Users make mistakes all the time, it's rare for these to require a data restore for a well designed app that instead of deleting data merely marks it as deleted with, after a suitable time has elapsed, have a task to actually delete the data. This is like a multi level recycle bin, for example in dbmail when deleting emails, they are set to delete so users don't get to see them, then a separate process that can be run daily, weekly or monthly as required to escalate those records then remove the physical records and finally recover disk space.
Apps and the underlying data store is often under constant evolution. Although rare, it's not unknown for whole databases to be lost having to resort to an earlier backup.
This is usually best avoided through a robust change mechanism using testing and staging. There are various techniques for ensuring adequate division of responsibility such as limiting database permissions for schema changes.
Although rare, either external or internal threats can adversely impact data. Limiting access to and controlling what can be done is the best defence, but sometimes you need to identify when it happened and restore a database to a point in time before the attack.
Some transactions are regulated and require a clear audit trail, most databases offer various levels of detail.

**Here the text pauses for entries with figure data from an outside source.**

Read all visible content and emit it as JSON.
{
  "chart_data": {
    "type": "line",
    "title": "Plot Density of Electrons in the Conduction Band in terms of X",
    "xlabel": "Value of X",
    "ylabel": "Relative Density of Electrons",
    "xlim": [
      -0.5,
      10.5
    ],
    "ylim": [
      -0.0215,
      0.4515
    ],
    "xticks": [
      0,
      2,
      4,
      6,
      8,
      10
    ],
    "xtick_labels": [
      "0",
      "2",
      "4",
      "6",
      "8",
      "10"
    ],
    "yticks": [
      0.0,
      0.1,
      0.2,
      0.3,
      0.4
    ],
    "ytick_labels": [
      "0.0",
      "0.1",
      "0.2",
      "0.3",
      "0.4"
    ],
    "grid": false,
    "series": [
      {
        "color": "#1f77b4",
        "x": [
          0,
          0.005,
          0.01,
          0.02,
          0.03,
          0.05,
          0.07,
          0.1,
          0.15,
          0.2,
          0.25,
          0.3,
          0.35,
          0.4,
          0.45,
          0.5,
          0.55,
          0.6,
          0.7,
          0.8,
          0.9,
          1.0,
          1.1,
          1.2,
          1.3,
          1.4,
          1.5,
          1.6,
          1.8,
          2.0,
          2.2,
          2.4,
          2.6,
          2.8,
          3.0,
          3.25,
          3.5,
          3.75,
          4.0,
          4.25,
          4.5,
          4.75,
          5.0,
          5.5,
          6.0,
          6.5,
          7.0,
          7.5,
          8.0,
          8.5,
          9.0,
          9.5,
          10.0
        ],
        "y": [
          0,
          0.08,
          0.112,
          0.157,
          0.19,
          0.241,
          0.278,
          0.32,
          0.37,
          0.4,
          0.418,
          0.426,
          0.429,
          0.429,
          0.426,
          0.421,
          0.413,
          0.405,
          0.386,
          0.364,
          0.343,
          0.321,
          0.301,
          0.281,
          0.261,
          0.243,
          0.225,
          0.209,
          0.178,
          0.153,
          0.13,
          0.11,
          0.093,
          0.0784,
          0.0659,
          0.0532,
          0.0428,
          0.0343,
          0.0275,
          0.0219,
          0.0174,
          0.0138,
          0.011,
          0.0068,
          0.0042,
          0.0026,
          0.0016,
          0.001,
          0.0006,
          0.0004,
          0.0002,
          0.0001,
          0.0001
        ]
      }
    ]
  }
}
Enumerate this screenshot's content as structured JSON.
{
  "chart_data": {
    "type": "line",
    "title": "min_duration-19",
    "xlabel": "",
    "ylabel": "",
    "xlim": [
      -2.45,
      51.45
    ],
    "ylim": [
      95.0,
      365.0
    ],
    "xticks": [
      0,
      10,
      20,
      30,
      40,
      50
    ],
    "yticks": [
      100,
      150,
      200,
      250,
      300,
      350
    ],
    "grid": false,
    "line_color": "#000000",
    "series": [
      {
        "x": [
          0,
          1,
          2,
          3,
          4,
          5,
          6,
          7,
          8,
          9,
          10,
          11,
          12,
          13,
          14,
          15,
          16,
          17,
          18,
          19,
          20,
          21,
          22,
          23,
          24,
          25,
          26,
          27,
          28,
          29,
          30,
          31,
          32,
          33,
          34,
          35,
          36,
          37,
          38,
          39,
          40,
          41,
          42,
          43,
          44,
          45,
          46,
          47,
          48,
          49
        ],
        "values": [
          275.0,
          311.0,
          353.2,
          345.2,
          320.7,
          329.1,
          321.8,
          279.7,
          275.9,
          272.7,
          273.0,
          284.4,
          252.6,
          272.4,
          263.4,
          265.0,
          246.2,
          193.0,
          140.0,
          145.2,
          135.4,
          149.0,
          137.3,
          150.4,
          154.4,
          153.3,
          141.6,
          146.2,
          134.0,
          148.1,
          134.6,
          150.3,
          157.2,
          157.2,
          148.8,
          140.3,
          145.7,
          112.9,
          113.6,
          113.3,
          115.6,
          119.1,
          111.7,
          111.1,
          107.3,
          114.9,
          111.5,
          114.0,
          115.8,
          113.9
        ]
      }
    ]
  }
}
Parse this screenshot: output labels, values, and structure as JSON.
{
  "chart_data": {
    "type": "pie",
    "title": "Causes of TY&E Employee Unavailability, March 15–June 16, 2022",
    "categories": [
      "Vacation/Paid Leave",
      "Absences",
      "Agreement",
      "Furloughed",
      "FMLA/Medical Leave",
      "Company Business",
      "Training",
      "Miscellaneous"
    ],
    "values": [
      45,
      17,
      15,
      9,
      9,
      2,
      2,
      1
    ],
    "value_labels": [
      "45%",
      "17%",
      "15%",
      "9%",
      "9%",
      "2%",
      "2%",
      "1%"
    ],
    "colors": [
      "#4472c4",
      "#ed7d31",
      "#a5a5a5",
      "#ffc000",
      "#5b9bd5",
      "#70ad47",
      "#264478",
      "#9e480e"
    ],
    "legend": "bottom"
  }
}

Performance and space limitations
As a database grows it takes up more disk space and if there are hard limits can cause a database to stop working or in exceptional circumstances become corrupt, network throughput may cause excessive latency with the potential to lose data. It's essential to monitor and identify trends before any issues impair or prevent a reliable backup.
Hardware faults and power outages
These are often the easiest to fix by simply restoring data and the application. It's worth noting that configuration is important as often data locations are an essential part of a database cluster.
Testing, testing, testing!
There can be no certainty until it has been tested. I've heard of too many instances where a backup has failed silently and ignored because no one tested a restore.
Managing the process
Users and managers are anxious and want answers, ability to state what is being done and quantify how long it is likely to take is essential for any help desk and notwithstanding the incident itself, offers comfort in times of stress. Testing both adds the numbers and processes to ensure this happens with the minimum of stress should it ever be needed.
Following this article, you should be better able to identify, construct and deploy your chosen backup and disaster strategy.
Offering insights and good practices to identify what needs protecting, quantifiable and ephemeral business risks, leading to avoiding, controlling and reducing downtime and data loss. It's an essential aspect to any robust and resilient ecosystem. As any system grows up and out, scale and robustness become more about coordination than individual tasks.